16.12.2024
Demografischer Wandel und Politik Der Einfluss älterer Generationen

Der Einfluss des demografischen Wandels auf politische Entscheidungen

Die zunehmende Alterung der Bevölkerung und der damit verbundene wachsende Einfluss älterer Generationen auf politische Prozesse stehen im Mittelpunkt der Diskussion um die sogenannte „Herrschaft der Alten“. Rainer Hank beschreibt in der Frankfurter Allgemeinen Sonntagszeitung (F.A.S.) vom 16.12.2024 die Debatte um eine mögliche Einschränkung des Wahlrechts angesichts des steigenden Anteils von Rentnern unter den Wahlberechtigten. Er berichtet von der These, dass ältere Menschen aufgrund ihrer verkürzten Lebenserwartung weniger Interesse am langfristigen Wohl der Gesellschaft und des Planeten hätten. Diese These, so Hank, spiegele die von Hans Blumenberg beschriebene menschliche Kränkung wider, die sich aus dem Konflikt zwischen endlicher Lebenszeit und unendlicher Weltzeit ergibt.

Auch die Literatur greift das Thema auf. Alfred Bekkers dystopischer Roman „Herrschaft der Alten“ (edition zweihorn, 2011) entwirft ein düsteres Bild Deutschlands im Jahr 2100. Wie auf der Webseite des Autors (www.alfredbekker.de) beschrieben, leben Jugendliche in einer von den Bedürfnissen der älteren Generation dominierten Gesellschaft. Schulen sind abgeschafft, Reisefreiheit gibt es erst ab 75. Der Protagonist Benn plant mit seinen Freunden die Flucht aus diesem System.

Der Begriff „Gerontokratie“, abgeleitet vom griechischen „gerōn“ (Greis) und „krátos“ (Herrschaft), bezeichnet die Herrschaft der Alten. Der Wikipedia-Artikel zu Gerontokratie verweist auf historische Beispiele gerontokratischer Strukturen, wie den Ältestenrat in Sparta. Auch die Sowjetunion der 1980er Jahre wurde aufgrund des hohen Alters ihrer politischen Führung als Gerontokratie bezeichnet. In Deutschland wurde die Debatte um die „Rentnerdemokratie“ 2008 durch Roman Herzog angestoßen.

Die „Elderly Power Hypothesis“ besagt, dass die ältere Bevölkerung ihre wachsende Wählermacht nutzt, um politische Entscheidungen zu ihren Gunsten zu beeinflussen.
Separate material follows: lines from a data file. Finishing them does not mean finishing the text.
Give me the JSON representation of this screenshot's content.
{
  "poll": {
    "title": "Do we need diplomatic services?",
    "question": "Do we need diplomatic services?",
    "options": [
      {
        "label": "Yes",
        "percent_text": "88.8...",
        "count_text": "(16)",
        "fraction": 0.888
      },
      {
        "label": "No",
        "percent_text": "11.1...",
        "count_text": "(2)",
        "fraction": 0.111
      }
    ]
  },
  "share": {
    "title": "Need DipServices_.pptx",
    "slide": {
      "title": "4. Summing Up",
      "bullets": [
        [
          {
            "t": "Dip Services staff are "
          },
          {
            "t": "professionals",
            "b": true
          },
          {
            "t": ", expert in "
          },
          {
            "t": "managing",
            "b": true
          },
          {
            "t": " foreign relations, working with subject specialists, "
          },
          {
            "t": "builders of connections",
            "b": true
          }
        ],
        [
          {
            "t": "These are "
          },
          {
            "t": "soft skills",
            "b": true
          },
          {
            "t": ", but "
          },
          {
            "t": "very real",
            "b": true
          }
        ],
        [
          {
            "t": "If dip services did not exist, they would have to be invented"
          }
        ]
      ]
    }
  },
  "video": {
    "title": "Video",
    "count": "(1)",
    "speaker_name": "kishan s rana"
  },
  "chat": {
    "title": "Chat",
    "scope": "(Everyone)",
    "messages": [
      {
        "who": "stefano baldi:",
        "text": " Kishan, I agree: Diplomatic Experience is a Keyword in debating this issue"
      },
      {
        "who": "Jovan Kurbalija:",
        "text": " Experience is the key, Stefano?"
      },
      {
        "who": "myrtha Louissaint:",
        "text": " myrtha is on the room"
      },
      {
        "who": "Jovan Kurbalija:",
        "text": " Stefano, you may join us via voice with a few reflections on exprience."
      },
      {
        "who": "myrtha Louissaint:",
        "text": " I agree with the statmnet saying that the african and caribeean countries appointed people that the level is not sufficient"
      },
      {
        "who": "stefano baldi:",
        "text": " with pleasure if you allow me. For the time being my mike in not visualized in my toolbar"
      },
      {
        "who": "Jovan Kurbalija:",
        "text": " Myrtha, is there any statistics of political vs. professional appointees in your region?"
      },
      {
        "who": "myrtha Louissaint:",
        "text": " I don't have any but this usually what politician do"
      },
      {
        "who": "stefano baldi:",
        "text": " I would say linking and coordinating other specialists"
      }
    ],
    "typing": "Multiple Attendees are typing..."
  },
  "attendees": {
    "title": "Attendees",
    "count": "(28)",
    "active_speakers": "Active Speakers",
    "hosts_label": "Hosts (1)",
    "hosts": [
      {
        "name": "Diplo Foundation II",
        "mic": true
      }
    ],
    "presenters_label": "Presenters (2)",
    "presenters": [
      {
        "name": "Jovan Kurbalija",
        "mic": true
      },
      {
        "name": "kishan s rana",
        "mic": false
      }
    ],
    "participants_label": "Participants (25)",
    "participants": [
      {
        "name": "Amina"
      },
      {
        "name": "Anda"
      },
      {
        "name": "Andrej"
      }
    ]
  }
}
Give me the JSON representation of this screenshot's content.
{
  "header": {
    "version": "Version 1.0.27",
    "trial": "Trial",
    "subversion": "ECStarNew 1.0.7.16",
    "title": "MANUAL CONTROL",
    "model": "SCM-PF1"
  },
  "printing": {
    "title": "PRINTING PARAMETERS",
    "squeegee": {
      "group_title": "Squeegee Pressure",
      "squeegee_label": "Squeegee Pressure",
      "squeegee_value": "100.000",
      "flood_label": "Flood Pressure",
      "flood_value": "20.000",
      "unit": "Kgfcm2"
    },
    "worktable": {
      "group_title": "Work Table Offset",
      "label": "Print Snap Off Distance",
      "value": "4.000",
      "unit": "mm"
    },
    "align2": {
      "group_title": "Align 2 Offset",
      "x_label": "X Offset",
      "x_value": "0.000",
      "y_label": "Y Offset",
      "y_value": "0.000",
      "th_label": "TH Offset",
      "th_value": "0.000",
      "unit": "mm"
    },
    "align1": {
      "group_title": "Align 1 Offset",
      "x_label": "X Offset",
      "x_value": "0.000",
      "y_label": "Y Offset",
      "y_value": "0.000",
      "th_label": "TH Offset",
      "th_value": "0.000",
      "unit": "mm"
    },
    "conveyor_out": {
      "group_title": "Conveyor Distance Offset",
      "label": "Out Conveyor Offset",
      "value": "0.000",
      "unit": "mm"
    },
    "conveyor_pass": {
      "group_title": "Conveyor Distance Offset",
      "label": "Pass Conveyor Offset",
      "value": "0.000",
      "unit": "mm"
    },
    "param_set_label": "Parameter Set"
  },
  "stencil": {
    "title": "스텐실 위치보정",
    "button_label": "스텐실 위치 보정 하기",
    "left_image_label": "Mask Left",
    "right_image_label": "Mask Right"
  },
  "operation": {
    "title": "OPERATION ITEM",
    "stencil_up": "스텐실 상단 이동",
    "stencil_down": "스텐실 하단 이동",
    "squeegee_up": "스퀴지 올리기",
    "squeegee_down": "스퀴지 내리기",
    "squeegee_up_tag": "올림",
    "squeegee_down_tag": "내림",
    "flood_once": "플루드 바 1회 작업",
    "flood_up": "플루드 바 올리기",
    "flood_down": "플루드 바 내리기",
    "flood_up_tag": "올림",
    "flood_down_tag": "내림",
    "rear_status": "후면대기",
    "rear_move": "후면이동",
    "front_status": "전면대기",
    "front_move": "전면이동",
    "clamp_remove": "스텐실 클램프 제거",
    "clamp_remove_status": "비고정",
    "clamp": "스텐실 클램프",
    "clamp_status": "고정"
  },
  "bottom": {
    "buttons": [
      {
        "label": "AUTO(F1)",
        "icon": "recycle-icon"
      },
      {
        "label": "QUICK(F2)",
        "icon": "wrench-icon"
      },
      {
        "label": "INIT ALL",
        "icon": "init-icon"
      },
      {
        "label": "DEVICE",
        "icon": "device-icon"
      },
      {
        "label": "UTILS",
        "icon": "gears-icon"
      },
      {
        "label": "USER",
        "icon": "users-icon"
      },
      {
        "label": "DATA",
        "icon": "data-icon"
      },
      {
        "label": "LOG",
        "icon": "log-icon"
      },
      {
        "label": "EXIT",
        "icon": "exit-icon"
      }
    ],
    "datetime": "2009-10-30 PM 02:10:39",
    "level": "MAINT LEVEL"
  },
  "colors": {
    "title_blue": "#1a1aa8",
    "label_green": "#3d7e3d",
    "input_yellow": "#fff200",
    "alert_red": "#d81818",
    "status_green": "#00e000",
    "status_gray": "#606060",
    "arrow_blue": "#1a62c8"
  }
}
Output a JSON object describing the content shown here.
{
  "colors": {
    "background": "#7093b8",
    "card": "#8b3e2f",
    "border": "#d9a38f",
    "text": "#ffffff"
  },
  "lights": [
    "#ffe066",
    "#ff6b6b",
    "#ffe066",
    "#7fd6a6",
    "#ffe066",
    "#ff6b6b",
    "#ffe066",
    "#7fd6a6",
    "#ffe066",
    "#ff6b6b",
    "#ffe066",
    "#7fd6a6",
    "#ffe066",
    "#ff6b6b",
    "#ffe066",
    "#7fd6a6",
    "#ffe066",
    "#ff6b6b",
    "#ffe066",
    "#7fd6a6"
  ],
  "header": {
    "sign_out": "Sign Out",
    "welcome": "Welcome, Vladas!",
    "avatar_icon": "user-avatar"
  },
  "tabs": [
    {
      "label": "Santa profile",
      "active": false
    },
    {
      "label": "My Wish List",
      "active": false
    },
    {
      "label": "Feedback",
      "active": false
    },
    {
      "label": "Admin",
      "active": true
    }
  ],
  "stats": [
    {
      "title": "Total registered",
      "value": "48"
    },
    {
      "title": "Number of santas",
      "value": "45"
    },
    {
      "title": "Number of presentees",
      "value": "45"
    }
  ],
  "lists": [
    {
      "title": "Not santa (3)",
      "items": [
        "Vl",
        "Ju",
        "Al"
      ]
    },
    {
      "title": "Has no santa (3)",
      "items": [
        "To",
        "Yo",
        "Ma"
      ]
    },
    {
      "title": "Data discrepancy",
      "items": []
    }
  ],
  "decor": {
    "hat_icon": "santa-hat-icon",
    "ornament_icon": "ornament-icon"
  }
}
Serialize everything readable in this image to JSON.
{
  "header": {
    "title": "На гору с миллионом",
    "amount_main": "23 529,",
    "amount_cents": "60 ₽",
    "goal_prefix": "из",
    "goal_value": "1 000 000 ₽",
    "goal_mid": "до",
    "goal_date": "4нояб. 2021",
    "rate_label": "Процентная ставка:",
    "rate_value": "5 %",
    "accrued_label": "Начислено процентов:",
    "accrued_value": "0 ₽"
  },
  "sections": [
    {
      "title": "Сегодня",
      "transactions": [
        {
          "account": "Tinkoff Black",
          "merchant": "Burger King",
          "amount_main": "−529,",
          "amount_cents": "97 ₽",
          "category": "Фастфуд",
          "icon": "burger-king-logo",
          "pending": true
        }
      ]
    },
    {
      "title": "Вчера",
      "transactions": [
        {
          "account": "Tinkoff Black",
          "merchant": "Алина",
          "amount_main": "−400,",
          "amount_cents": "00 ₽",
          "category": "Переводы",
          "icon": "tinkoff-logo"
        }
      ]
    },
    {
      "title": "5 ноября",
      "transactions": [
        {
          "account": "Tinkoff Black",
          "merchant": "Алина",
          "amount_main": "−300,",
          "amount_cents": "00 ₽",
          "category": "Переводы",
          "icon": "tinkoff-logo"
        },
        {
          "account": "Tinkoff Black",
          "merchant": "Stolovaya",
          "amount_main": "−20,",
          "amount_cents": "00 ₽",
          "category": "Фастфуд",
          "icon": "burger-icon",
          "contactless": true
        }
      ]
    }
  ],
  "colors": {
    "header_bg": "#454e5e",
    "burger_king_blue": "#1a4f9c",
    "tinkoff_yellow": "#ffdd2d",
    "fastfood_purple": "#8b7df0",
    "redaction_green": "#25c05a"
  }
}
Studien, wie die von Bonoli und Häußermann (2010) in der Schweiz, legen nahe, dass ältere Wählergruppen beispielsweise Investitionen in Bildung eher ablehnen. Emanuel Richter argumentiert in seinem Buch „Seniorendemokratie“ (Suhrkamp, 2020), dass die Belange der Senioren zunehmend in den Fokus der politischen Gestaltung rücken.

Die Diskussion über eine mögliche Wahlrechtsreform wird kontrovers geführt. Während CDU und AfD das Wahlrecht ab 18 Jahren befürworten, sprechen sich andere Parteien wie Grüne, Linke, SPD und FDP für eine Senkung des Wahlalters auf 16 Jahre aus. Auch die Stiftung für die Rechte zukünftiger Generationen fordert ein Wahlrecht ohne Altersbegrenzung. Kritiker der Debatte, wie die Soziologin Silke van Dyk, wenden ein, dass die Diskussion um die Gerontokratie von den sozialen Ungleichheiten innerhalb der Generationen ablenke.

Auch die Struktur der katholischen Kirche wird häufig als gerontokratisch beschrieben. Der Rücktritt von Papst Benedikt XVI. im Jahr 2013 und die Wahl seines Nachfolgers Franziskus haben diese Debatte neu entfacht.

Quellen:

  • Hank, Rainer: Die Herrschaft der Alten. Frankfurter Allgemeine Sonntagszeitung, 16.12.2024.
  • Bekker, Alfred: Herrschaft der Alten. edition zweihorn, 2011. (Informationen von der Webseite des Autors: www.alfredbekker.de)
  • Wikipedia: Gerontokratie. (https://de.wikipedia.org/wiki/Gerontokratie)
  • Richter, Emanuel: Seniorendemokratie: Die Überalterung der Gesellschaft und ihre Folgen für die Politik. Suhrkamp, 2020.